VOD and Digital Platforms
“Cowboys” follows a father and his transgender son into the Montana wilderness, as they attempt to escape the labels and gossip of their small town - leaving behind a worried mother who doesn’t understand the complicated battle raging inside her child. Steve Zahn and Jillian Bell give understated performances in this award-winning and picturesque family drama from writer-director Anna Kerrigan. Now available on digital platforms like iTunes and Amazon Prime Video.
“Ruth: Justice Ginsburg In Her Own Words” is a documentary about the late supreme court justice who blazed endless trails for women, not only in law but in life. “The film is designed as an immersive experience through the direct words of Ruth Bader Ginsburg as a professor, advocate, Judge and Justice" and will be widely available March 9. Now streaming in some virtual cinemas.

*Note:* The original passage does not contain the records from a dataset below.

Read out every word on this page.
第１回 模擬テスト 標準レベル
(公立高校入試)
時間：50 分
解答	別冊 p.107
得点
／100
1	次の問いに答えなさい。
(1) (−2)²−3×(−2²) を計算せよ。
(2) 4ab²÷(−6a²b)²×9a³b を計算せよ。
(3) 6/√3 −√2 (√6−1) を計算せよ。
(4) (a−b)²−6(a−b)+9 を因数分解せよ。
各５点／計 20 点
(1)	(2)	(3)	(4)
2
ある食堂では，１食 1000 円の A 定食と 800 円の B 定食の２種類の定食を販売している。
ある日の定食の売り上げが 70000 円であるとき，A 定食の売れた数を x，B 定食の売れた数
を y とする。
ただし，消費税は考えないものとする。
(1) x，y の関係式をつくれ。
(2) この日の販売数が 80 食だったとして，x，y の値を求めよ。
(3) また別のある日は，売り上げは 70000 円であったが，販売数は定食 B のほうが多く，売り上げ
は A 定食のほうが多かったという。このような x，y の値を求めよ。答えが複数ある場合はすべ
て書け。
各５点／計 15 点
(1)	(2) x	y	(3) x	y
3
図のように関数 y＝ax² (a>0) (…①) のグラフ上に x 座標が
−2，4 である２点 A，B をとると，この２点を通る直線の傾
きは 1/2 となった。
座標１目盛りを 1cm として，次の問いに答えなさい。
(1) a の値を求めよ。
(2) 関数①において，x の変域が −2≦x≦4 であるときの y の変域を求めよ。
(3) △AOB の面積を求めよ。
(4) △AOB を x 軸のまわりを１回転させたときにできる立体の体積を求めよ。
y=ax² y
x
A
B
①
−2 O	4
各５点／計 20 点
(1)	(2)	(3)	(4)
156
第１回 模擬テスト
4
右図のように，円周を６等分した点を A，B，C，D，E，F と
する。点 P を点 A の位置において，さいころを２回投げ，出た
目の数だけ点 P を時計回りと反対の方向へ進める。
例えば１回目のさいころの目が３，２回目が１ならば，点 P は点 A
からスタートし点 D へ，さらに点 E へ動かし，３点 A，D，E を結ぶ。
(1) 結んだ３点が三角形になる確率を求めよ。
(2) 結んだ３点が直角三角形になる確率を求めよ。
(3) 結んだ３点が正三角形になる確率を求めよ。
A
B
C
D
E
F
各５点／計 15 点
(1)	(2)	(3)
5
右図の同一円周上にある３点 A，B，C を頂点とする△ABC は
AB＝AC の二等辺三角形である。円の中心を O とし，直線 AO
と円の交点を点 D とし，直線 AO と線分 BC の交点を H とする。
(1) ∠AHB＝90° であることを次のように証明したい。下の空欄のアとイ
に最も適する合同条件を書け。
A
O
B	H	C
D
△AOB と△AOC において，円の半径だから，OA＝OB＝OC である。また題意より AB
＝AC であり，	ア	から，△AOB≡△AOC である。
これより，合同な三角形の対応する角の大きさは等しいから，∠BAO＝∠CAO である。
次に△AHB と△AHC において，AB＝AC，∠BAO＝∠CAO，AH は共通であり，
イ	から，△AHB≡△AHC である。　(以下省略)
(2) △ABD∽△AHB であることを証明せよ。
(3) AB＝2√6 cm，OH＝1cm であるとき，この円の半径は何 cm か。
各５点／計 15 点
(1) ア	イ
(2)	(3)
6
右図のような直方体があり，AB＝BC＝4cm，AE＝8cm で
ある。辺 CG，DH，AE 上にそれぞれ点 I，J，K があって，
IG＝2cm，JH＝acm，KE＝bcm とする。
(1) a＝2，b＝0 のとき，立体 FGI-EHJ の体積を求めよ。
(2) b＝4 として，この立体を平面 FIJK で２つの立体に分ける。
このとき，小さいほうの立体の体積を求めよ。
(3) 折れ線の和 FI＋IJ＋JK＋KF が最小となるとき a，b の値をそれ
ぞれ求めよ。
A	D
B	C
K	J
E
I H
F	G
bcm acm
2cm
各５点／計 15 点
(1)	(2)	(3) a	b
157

“Breaking News In Yuba County” stars Academy Award and Emmy winner Allison Janney as a woman who becomes an overnight “celebrity” after her husband goes missing. From “The Help” director Tate Taylor and producer Jake Gyllenhall, the “dark and twisted comedy” also stars Gotham Award winner Awkwafina, Regina Hall and Mila Kunis.
In Select Theaters
Insanely offbeat "The French Exit" is a visually stunning but outlandish narrative that landed lead actress Michelle Pfeiffer a Golden Globe nomination. Also starring Lucas Hedges and Tracy Letts, the film follows a mother and son from New York to Paris after squandering their fortune.
Katherine Waterston and Vanessa Kirby play unhappy farmers' wives who carry on a secret relationship in “The World To Come,” a Bleecker Street release also starring Casey Affleck and Christopher Abbott.
Robin Wright’s directorial debut and Sundance Film Festival favorite “Land” follows a woman who escapes to nature in the Pacific Northwest after experiencing a personal tragedy.